The Instinct to Political and Economic Suicide – Sympathy for the Devil

The Greek voters decided to go with the bail-out party rather than the “damn the torpedoes” left. There is a part of me that is happy for my retirement funds and a part of me that is disappointed that the people of Greece decided not to stick it in the eye of the European elite.  Sometime, somewhere, somehow some one is going to walk away from the the government/bank feudal overlords who have made it impossible to walk away while they ring every last cent from the working poor.

Russ Douthat puts it this way in his NYT column:

When a system the entire European establishment promised would deliver prosperity and stability delivers political paralysis and 20 percent unemployment, it becomes hard to convince voters that they have much to lose by listening to extremists and radicals instead.

Second, countries that vote to stay the course now may find that they lose their right to vote at all in the future. The answer to the current crisis, every eurocrat agrees, is further integration: In the words of Germany’s Angela Merkel, “not just a currency union,” but also “a so-called fiscal union, more common budget policies … [and] above all a political union.”

Unelected technocrats are calling the shots for the 27 nations of the Eurozone.

Now the only way to restore national sovereignty is to flirt with economic suicide, the devil himself, economically speaking.

Americans have an instinct toward sovereignty. But we found out during the 2008 crisis that the choice before us was to let the banks get away with it, actually pay their top brass more money, and allow them to consolidate power into now just five large banks instead of the larger number before the crisis so that “too big to fail” continues was a way of life — and all of this at taxpayer expense OR face economic ruin. The gun was to the head of the citizen.

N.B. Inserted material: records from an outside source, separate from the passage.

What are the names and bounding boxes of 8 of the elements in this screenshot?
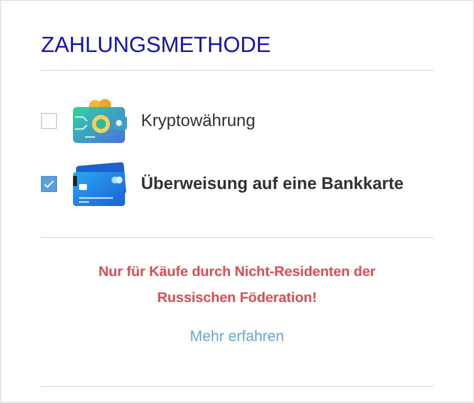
bitcoin-wallet-icon — [71, 99, 127, 143]
option-label[interactable]: Kryptowährung — [141, 111, 256, 131]
section-title: ZAHLUNGSMETHODE — [41, 31, 272, 59]
bank-card-icon — [71, 162, 127, 206]
warning-text: Nur für Käufe durch Nicht-Residenten der Russischen Föderation! — [98, 262, 376, 307]
checkbox[interactable] — [41, 113, 57, 129]
checkbox[interactable] — [41, 176, 57, 192]
option-label[interactable]: Überweisung auf eine Bankkarte — [141, 174, 404, 194]
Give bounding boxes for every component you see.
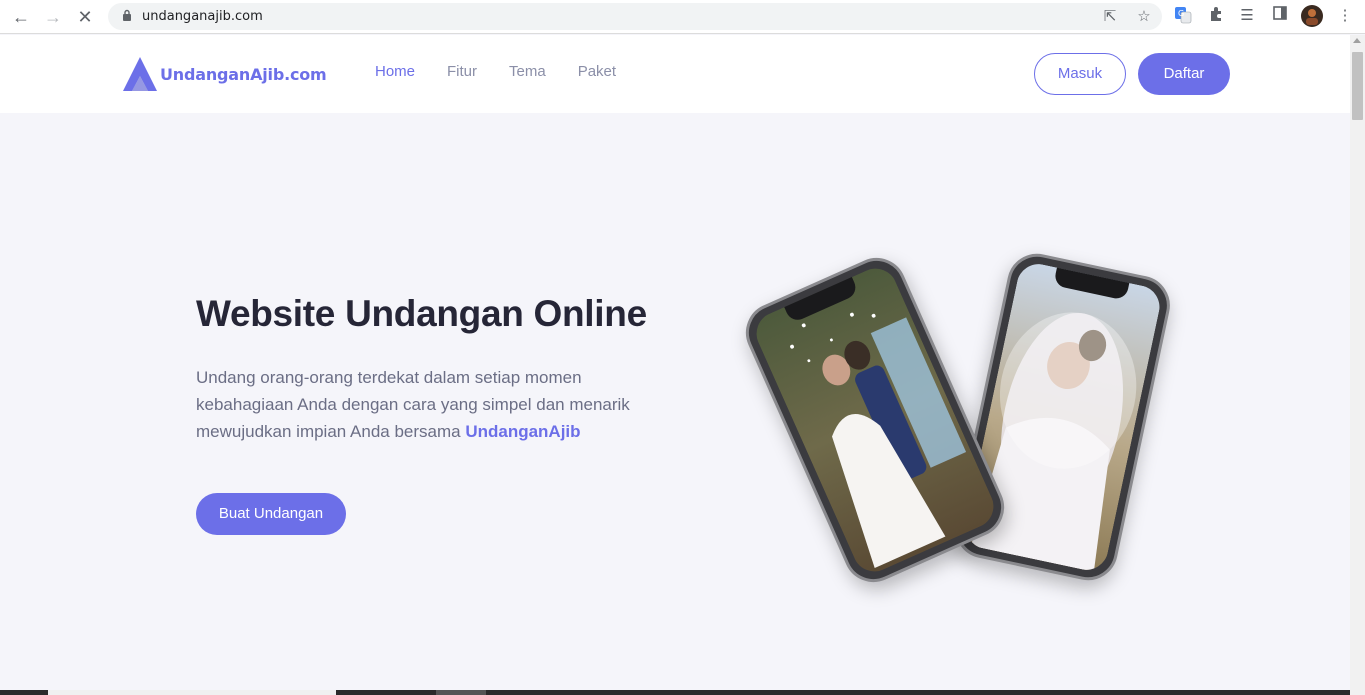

In this situation many Americans felt themselves flirting with economic suicide. If the way to stop the madness was economic collapse for a time, so be it. Better be rid of these cannibals and take a trip through hell than pay one more bank fee. The New Hampshire motto sprung to life again – live free or die. The banks called out cards and the citizens folded. You can get some idea from this what was happening in Greece.

At some point dignity and honor are sufficiently trammeled underfoot that economic survival’s luster begins to tarnish. How far does the wage earner go before he finds that he is in fact a slave and is without choices? How long before he finds out that it can and will only get worse? Maybe at some point the citizen will pull the trigger and stop the madness of debt, higher taxes as a way of life, and the collusion of banking and government.

I have had many friends over the years who have committed economic suicide over a principle. They have had jobs and careers that went a step too far in demanding that they sell their soul to something destructive and dark, to participate in an act or loyalty that was so destructive of the human spirit, theirs and others, that they had to walk away.

Soon there might be enough of those people who had rather suffer in the fight for a new way than succumb to the darkness rolling in. Some Greek citizens saw the feudalism for what it was and simply said “no more.” Maybe the banks’ awareness that they are jeopardizing their own interests will warn them to pull back. Probably not. But who will wade into the waters?

Meanwhile the church is quiet over this new slavery. It rightfully deals with many of the moral issues that threaten human flourishing. But is virtually absent from this discussion. I wonder why.